There are some things that are just plain sexy to eat – oysters, obviously, or uni, or a perfectly poached egg. And then there’s burrata, with its lush, milky curds nestled inside a tender skin of fresh mozzarella. It’s so fresh and delicate that it’s not terribly easy to come by, unless you’re willing to camp out at your favorite Italian market some morning on a day when they have it available, so when word came out that the Downcity outpost of Farmstead would be getting a small shipment in, I sent Mike out to grab some for us.

While burrata is fabulous to eat on it’s own, with a drizzle of good olive oil and a sprinkle of sea salt, I had another plan – a big salad of heirloom tomatoes, basil, torn croutons and burrata, inspired by the one that appears in Sunday Suppers at Lucques. Being me, I didn’t go through all of the steps in the recipe – I made my standard sherry vinaigrette, which I gently tossed with a variety of halved or wedged, salted cherry tomatoes and petite heirlooms, then I scattered the tomatoes around my wedges of burrata, added my homemade croutons, scattered sliced green and opal basil all around, then gave it all another drizzle of vinaigrette and a sprinkle of salt. It was a fabulous interplay of colors, textures and flavors, and the salad was substantial enough that we could have made a meal of it. But there was the issue of the mullet.

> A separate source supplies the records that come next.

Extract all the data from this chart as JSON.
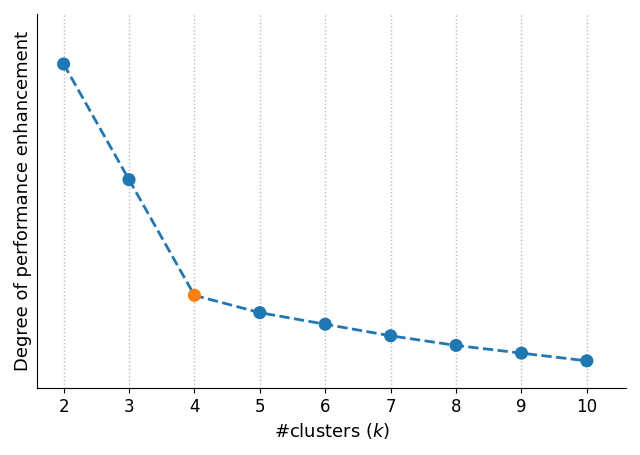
{
  "x": [
    2,
    3,
    4,
    5,
    6,
    7,
    8,
    9,
    10
  ],
  "y": [
    0.92,
    0.62,
    0.32,
    0.275,
    0.245,
    0.215,
    0.19,
    0.17,
    0.15
  ],
  "special_index": 2,
  "point_color_default": "#1f77b4",
  "point_color_special": "#ff7f0e",
  "line_color": "#1f77b4",
  "line_style": "--",
  "line_width": 2.0,
  "marker_size": 9,
  "xlabel": "#clusters ($k$)",
  "ylabel": "Degree of performance enhancement",
  "xlabel_fontsize": 13,
  "ylabel_fontsize": 13,
  "tick_fontsize": 12,
  "grid_color": "#bbbbbb",
  "grid_linestyle": ":",
  "grid_linewidth": 1.0,
  "xticks": [
    2,
    3,
    4,
    5,
    6,
    7,
    8,
    9,
    10
  ],
  "xlim": [
    1.6,
    10.6
  ],
  "ylim": [
    0.08,
    1.05
  ],
  "background_color": "#ffffff"
}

I had walked up to Mercato del Mare on my lunch break yesterday to get some fish for tonight’s meal when I spotted this guy and his brother peering at me with those big bright eyes. I just couldn’t resist bringing him home.

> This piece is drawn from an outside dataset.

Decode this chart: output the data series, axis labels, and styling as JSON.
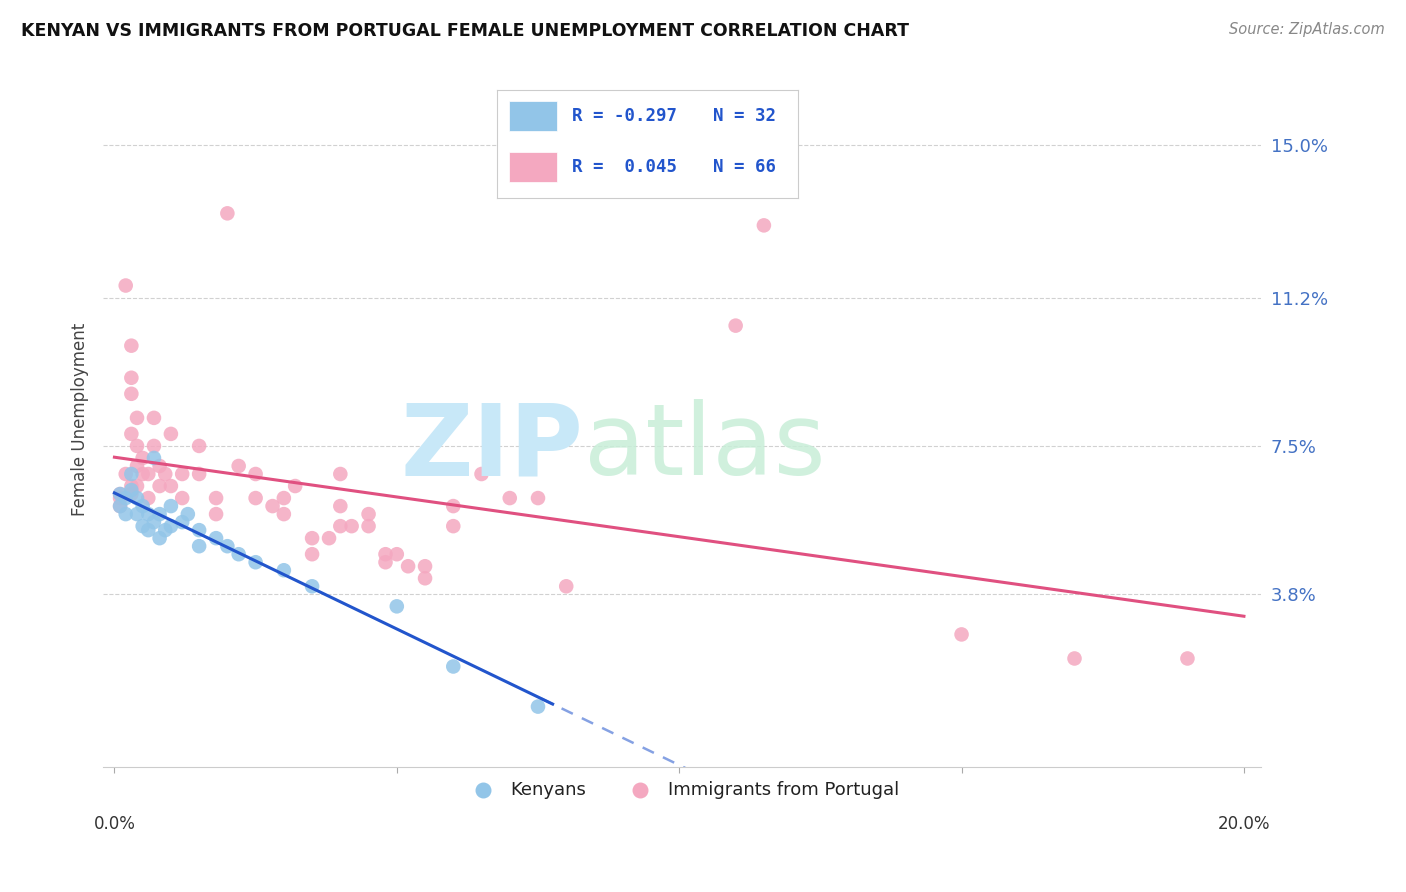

Dinner:  July 9, 2009 - main course

Mike stuffed the fish with sliced lemons and thyme, and put it in a simple marinade of olive oil, sea salt and lemon juice while I assembled our salad, then he grilled the fish in a grill basket while we enjoyed our first course and some fizzy rosė on the patio. When the fish was done, I placed it on a bed of red sorrel leaves and drizzled an olive and anchovy vinaigrette over the top. The mullet was delicious, with the meaty texture of an oily fish but without the strong flavor, and we picked the bones clean.

red sorrel

Summer may have taken her sweet old time coming to New England this year, but now that she’s here I’m relishing every minute. Have a great weekend, everyone.